🤖 AI Summary
Existing hybrid-model databases struggle to efficiently support graph-centric cross-model data integration and analysis due to the absence of global optimization and high-performance execution mechanisms. This work proposes GredoDB, a natively unified multi-model database that seamlessly integrates graph, relational, and document data models. GredoDB introduces three key innovations: topology- and attribute-aware graph operators, a unified cross-model query optimization framework, and a parallel, operator-level execution architecture with intermediate result materialization. Evaluated on the M2Bench benchmark, GredoDB achieves an average speedup of 10.89× (up to 107.89×) on data integration tasks and 37.79× (up to 356.72×) on analytical workloads, substantially overcoming the performance limitations of conventional multi-model databases.
📝 Abstract
Graph-centric cross-model data integration and analytics (GCDIA) refer to tasks that leverage the graph model as a central paradigm to integrate relevant information across heterogeneous data models, such as relational and document, and subsequently perform complex analytics such as regression and similarity computation. As modern applications generate increasingly diverse data and move beyond simple retrieval toward advanced analytical objectives (e.g., prediction and recommendation), GCDIA has become increasingly important. Existing multi-model databases (MMDBs) struggle to efficiently support both integration (GCDI) and analytics (GCDA) in GCDIA. They typically separate graph processing from other models without global optimization for GCDI, while relying on tuple-at-a-time execution for GCDA, leading to limited performance and scalability.
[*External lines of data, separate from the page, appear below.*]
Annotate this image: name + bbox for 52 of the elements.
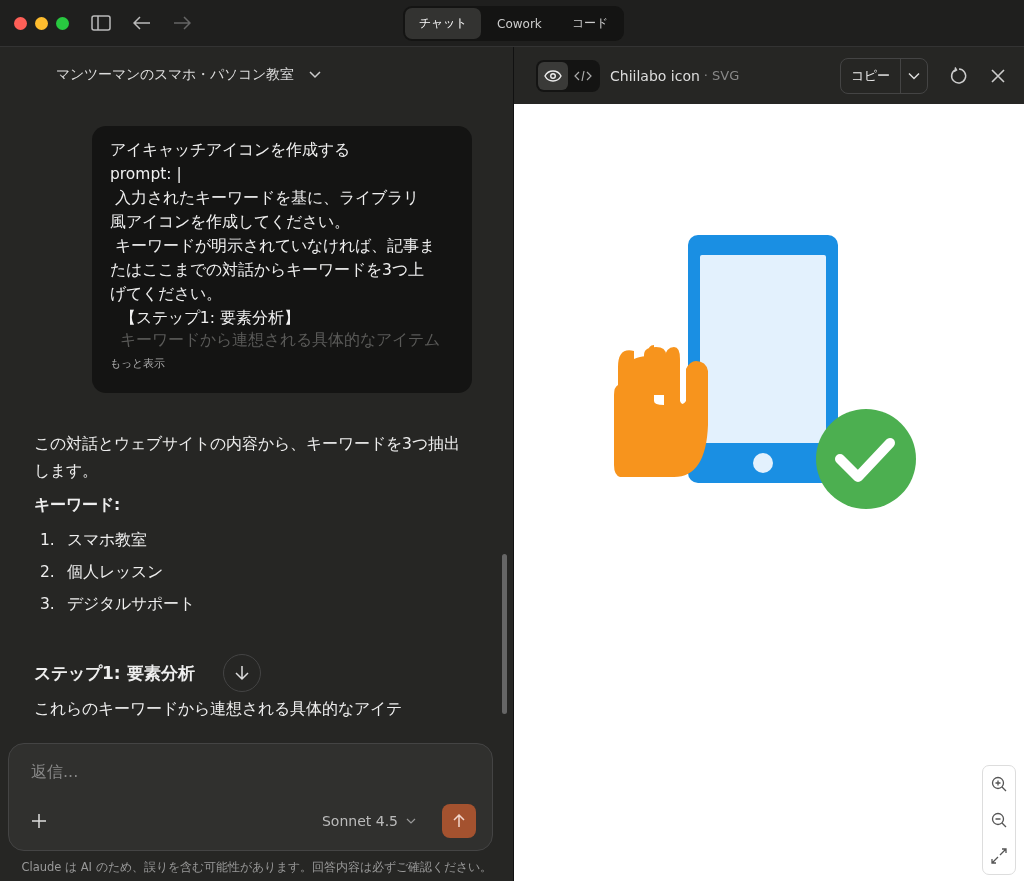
up-arrow-icon [453, 814, 465, 828]
zoom-out-icon[interactable] [991, 812, 1007, 828]
message-line: 風アイコンを作成してください。 [110, 212, 351, 233]
message-line: 入力されたキーワードを基に、ライブラリ [113, 188, 420, 209]
list-number: 1. [40, 530, 55, 551]
back-arrow-icon[interactable] [133, 16, 151, 30]
send-button[interactable] [442, 804, 476, 838]
keyword-item: デジタルサポート [66, 594, 195, 615]
mode-tab[interactable]: Cowork [483, 8, 556, 39]
sidebar-toggle-icon[interactable] [91, 15, 111, 31]
message-line: たはここまでの対話からキーワードを3つ上 [110, 260, 425, 281]
message-line: げてください。 [110, 284, 223, 305]
chevron-down-icon [908, 71, 920, 80]
plus-icon[interactable] [31, 813, 47, 829]
project-title[interactable]: マンツーマンのスマホ・パソコン教室 [56, 65, 294, 84]
disclaimer-text: Claude は AI のため、誤りを含む可能性があります。回答内容は必ずご確認ください。 [20, 859, 493, 876]
list-number: 2. [40, 562, 55, 583]
scrollbar[interactable] [502, 554, 507, 714]
response-paragraph: この対話とウェブサイトの内容から、キーワードを3つ抽出します。 [34, 434, 461, 482]
show-more-link[interactable]: もっと表示 [110, 356, 165, 371]
chevron-down-icon[interactable] [308, 69, 322, 80]
section-heading: ステップ1: 要素分析 [34, 661, 195, 685]
expand-icon[interactable] [991, 848, 1007, 864]
keyword-item: 個人レッスン [66, 562, 163, 583]
zoom-in-icon[interactable] [991, 776, 1007, 792]
message-line: キーワードから連想される具体的なアイテム [118, 330, 441, 350]
code-icon [574, 69, 592, 82]
keywords-label: キーワード: [34, 495, 122, 516]
forward-arrow-icon[interactable] [173, 16, 191, 30]
response-paragraph: これらのキーワードから連想される具体的なアイテ [34, 699, 403, 720]
refresh-icon[interactable] [950, 66, 968, 85]
down-arrow-icon [234, 665, 249, 681]
close-icon[interactable] [990, 67, 1006, 84]
artifact-type: · SVG [703, 68, 740, 83]
message-line: prompt: | [110, 164, 183, 185]
minimize-window-button[interactable] [35, 16, 48, 30]
mode-tab[interactable]: コード [557, 8, 622, 39]
chevron-down-icon[interactable] [406, 817, 416, 825]
keyword-item: スマホ教室 [66, 530, 147, 551]
reply-input[interactable]: 返信... [31, 762, 476, 781]
artifact-title: Chiilabo icon [610, 67, 700, 84]
message-line: キーワードが明示されていなければ、記事ま [113, 236, 436, 257]
message-line: 【ステップ1: 要素分析】 [118, 308, 301, 329]
close-window-button[interactable] [14, 16, 27, 30]
preview-tab[interactable] [538, 61, 568, 90]
eye-icon [544, 69, 562, 82]
message-line: アイキャッチアイコンを作成する [110, 140, 351, 161]
scroll-down-button[interactable] [222, 654, 261, 692]
maximize-window-button[interactable] [56, 16, 69, 30]
model-selector[interactable]: Sonnet 4.5 [322, 813, 398, 829]
list-number: 3. [40, 594, 55, 615]
mode-tab[interactable]: チャット [405, 8, 481, 39]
To address these limitations, we propose GredoDB, a unified MMDB that natively supports storing graph, relational, and document models, while efficiently processing GCDIA. Specifically, we design 1) topology- and attribute-aware graph operators for efficient predicate-aware traversal, 2) a unified GCDI optimization framework to exploit cross-model correlations, and 3) a parallel GCDA architecture that materializes intermediate results for operator-level execution. Experiments on the widely adopted multi-model benchmark M2Bench demonstrate that, in terms of response time, GredoDB achieves up to 107.89 times and an average of 10.89 times speedup on GCDI, and up to 356.72 times and an average of 37.79 times on GCDA, compared to state-of-the-art (SOTA) MMDBs.